Despite several high ranking dignitaries gracing the show her arrival was grand as she was accompanied by several bodyguards who made sure she was well protected.

She gave cameramen a miss after she was immediately whisked away after a cameo appearance on the red carpet.

In making her as the host of the night organisers had played their cards well for she was the centre of attraction

Red carpet

Back in the days this was the place where the rich and famous came to play and show off their pricey possessions, this was not the case last Saturday.

In fact, many of the city’s socialites stayed away from the event that was once ranked alongside the Simba Versus Yanga derby duels in terms of popularity.

Gauging by what was on offer on Saturday night very little creativity has been added to the pageant and it is easily predictable.

It was a must attend for whoever considered himself worth being called a socialite.

On this night though many of the former beauty queens came to support one of their own there were some notable absentees such as 2006 beauty queen Wema Sepetu.

Times have definitely changed and so have priorities especially during the troubled days of the pageant under Lundenga, many still hold a stereotype against this glamorous contest.

Miss World

Every winner of this contest aims at the big shot at Miss World contest which takes place in December in Sanya China.

Tanzania has for the past 24 years performed poorly at the international level with 2005 the only when the country registered some progress at that level after Nancy Sumari was crowned Miss World Africa.

On that December night, in the glare of global television audience, Nancy Sumari, walked away with the Miss World Africa crown in Sanya China.

Her win reverberated across the country as she had succeeded in an area that none had conquered before and to date it remains as highest position the industry has ever scored since 1994.

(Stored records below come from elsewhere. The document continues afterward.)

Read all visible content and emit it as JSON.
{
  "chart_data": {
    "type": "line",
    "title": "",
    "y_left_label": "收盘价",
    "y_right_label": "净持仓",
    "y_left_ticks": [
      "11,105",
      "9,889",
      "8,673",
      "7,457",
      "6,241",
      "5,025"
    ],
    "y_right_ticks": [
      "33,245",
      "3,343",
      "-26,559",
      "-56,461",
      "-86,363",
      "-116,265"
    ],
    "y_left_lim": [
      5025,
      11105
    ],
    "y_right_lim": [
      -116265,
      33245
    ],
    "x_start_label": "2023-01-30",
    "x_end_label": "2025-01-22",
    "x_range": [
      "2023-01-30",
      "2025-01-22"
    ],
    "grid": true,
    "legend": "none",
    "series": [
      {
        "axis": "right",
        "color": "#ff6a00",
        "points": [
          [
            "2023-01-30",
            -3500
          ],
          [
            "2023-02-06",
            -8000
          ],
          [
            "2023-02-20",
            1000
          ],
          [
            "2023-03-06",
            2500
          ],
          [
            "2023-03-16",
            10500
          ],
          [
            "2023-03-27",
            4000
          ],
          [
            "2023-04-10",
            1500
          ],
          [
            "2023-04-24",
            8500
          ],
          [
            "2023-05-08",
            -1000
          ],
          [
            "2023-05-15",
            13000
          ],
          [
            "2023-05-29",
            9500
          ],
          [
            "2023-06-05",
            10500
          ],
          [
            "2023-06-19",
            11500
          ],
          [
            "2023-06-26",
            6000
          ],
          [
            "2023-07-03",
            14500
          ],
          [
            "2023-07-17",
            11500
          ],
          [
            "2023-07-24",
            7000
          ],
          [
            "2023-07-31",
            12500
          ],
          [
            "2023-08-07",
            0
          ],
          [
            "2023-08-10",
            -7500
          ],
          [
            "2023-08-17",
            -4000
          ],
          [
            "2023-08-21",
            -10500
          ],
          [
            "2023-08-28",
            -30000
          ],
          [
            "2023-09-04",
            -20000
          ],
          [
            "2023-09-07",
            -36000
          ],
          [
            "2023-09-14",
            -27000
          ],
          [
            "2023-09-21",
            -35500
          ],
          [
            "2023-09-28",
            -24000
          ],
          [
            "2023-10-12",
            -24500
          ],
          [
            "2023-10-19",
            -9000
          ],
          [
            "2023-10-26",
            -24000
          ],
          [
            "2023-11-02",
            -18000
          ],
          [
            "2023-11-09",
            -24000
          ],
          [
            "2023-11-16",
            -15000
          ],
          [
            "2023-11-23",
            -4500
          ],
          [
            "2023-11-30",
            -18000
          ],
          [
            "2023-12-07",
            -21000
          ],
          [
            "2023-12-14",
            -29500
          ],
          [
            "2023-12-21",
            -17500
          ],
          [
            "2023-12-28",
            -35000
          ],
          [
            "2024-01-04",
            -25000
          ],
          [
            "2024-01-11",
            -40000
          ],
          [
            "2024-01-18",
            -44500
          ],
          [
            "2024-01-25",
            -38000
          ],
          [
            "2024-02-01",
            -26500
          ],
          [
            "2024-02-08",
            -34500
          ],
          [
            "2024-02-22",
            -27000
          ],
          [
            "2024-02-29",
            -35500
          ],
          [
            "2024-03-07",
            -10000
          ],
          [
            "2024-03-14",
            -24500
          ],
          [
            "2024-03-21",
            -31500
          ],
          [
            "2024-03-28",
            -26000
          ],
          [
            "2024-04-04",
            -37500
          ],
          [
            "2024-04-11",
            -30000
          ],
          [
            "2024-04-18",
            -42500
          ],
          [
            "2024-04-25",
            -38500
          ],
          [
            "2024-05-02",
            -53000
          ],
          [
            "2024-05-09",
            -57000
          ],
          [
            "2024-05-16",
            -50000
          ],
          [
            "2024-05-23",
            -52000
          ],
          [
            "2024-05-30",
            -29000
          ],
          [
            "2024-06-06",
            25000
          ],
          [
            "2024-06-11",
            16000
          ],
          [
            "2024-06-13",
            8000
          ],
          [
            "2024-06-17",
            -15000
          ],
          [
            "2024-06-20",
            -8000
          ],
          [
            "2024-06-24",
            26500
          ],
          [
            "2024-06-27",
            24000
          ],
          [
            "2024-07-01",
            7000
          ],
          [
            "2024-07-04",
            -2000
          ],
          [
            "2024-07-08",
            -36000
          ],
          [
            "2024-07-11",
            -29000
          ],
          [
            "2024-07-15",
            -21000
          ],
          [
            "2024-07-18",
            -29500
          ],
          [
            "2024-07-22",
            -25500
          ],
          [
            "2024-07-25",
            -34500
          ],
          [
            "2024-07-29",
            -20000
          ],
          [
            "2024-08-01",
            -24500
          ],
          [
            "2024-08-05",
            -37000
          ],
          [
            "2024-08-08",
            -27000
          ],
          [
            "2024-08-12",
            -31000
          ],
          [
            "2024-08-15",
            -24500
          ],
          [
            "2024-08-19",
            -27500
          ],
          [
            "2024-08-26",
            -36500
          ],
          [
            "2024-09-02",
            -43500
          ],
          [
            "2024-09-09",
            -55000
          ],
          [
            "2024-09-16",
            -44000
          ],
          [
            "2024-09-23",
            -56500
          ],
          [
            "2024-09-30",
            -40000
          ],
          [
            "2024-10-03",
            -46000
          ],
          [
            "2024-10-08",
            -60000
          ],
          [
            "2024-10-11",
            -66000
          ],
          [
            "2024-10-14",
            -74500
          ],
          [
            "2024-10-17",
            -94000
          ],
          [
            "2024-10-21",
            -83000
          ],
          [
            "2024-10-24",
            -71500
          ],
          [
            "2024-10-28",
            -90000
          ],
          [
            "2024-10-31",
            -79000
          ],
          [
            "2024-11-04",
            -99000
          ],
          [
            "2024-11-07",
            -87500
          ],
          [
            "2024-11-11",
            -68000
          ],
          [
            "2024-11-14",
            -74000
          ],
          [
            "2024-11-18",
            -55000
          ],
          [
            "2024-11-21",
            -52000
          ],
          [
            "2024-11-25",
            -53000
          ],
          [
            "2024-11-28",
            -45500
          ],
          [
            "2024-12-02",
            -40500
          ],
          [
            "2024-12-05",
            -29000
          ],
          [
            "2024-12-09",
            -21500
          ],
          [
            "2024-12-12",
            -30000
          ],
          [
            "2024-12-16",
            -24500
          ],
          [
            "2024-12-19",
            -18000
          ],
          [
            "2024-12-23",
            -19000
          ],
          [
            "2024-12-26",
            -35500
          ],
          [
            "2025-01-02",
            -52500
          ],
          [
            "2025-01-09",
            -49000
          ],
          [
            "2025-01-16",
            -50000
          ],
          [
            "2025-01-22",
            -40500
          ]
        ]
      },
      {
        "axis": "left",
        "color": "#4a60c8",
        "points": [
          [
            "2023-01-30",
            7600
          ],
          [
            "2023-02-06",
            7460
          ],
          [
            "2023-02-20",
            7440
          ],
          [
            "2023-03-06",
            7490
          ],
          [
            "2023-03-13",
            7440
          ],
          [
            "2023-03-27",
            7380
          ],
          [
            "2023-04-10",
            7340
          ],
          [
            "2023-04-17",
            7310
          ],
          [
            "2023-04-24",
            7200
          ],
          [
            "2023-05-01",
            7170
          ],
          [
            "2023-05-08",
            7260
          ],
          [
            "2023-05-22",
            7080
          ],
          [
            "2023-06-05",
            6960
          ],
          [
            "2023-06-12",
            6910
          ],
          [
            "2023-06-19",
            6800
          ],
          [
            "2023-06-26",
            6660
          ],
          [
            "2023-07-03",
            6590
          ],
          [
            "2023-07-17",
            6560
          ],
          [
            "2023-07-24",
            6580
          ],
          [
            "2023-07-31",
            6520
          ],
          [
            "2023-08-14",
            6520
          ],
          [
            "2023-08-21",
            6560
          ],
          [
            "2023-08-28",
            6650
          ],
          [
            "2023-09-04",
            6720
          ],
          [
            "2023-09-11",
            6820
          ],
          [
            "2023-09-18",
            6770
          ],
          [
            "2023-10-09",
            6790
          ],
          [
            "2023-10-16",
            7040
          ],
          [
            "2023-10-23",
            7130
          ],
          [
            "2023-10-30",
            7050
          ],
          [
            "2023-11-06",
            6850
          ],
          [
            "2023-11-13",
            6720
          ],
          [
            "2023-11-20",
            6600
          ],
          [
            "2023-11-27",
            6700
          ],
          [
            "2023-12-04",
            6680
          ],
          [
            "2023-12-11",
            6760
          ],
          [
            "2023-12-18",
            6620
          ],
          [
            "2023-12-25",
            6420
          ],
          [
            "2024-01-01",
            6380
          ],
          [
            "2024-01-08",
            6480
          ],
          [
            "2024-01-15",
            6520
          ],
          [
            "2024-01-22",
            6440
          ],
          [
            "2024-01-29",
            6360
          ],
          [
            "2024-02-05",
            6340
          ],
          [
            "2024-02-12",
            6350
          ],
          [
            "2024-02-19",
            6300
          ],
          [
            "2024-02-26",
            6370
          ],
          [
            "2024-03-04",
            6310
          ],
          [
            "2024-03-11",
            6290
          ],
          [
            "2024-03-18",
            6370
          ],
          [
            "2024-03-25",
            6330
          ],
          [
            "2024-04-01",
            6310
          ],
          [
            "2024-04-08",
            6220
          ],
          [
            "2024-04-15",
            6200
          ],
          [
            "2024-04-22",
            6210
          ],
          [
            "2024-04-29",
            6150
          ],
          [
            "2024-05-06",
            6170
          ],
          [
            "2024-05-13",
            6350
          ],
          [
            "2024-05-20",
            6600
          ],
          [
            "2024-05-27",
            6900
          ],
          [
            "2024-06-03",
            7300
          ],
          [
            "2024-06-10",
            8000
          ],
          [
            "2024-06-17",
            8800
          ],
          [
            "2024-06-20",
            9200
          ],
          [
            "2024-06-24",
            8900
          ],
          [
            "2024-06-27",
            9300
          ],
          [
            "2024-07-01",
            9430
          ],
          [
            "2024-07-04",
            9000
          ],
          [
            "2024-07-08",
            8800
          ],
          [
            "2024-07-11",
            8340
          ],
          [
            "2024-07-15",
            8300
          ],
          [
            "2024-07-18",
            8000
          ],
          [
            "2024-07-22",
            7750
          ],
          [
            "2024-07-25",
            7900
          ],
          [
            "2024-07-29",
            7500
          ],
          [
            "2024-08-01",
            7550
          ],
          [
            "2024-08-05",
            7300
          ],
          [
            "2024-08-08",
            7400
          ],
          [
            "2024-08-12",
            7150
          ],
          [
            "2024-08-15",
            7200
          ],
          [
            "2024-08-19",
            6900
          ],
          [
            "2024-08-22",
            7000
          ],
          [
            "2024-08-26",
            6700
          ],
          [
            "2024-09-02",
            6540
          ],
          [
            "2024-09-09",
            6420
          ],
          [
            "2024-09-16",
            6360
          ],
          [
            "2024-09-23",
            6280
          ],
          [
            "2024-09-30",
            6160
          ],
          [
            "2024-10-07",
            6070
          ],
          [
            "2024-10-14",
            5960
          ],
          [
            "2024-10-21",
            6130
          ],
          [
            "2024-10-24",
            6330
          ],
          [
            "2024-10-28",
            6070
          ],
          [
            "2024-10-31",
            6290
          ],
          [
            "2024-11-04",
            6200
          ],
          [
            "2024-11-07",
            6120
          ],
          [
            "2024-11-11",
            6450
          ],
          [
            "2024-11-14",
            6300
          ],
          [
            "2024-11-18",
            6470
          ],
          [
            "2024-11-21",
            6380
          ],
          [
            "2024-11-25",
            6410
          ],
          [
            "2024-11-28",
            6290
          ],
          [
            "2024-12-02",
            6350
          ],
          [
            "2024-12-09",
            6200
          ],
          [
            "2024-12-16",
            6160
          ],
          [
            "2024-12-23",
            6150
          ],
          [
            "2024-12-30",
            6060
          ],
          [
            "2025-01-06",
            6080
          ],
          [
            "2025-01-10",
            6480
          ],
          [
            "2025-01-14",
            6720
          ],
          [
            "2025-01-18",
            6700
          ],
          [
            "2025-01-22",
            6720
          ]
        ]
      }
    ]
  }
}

And this as far as Tanzanian contestants have gone with nothing tangible to show, which makes pundits, questions the chances of Tanzania ever winning this coveted world prize. The eleventh hour preparations have always left the young women in a dilemma as contestants barely have time to master the competition’s rudiments.

Though organisers will argue their case, earlier preparations allows the participants and organisers time to scrutinise the right representative, in terms of what it takes to win the title, instead of last minute rush.